Can you recommend five books from any genre, for our readers to add to their reading lists, that you particularly cherish?

I am a slow reader and have a taste for political and history books. Here are a few that I can think of: (A) “Love is a Dog from Hell” by Charles Bukowski - I always recommend this one. (B) “The Jesus Family Tomb” by Simcha Jacobovici and Charles Pellegrino. (C) “Crime and Punishment” by Fyodor Dostoyevsky. (D) “The Country Without a Post Office” by Agha Shahid Ali. (E) “A Brief History of Time” by Stephen Hawking.

How many hours do you spend writing and what helps you to get into the writing mood?

The number of hours vary from day to day. Sometimes, I am full of ideas and inspirations and sometimes I am blank for weeks. But, I usually spend at least an hour daily trying to write or reading my own poems for inspiration.
Reading or listening to music always gets me in the writing mood.

What are you working on next? Any exciting new projects our readers should look out for?

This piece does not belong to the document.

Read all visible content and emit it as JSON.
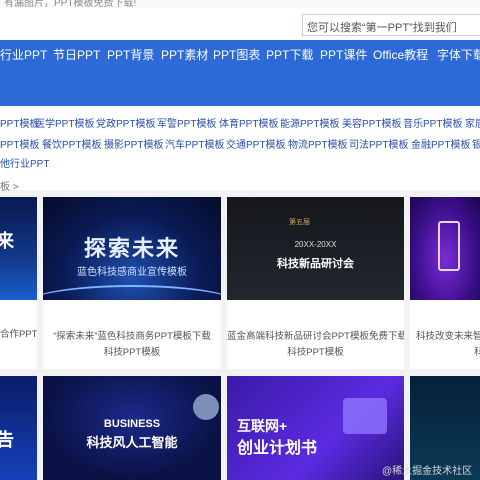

I have a collection of short poems, the kind that is popular nowadays. These are the ones that could never fully blossom and were left unfinished and are mere quotes or stanzas now. They are more popular on social media and I want for them to have a home too.

There are many new writers and poets who are aspiring to get their work published. What would you say to them?

Don't wait too long. If you absolutely feel your poems must have a home to call, an identity and be shared with wider audience, then go for it. The books stay forever so will your writing. Don't do it for fame but to quench the same urge that makes your write.

Can you share with our readers a motivational quote that keeps you going?

“You have to die a few times before you can really live.”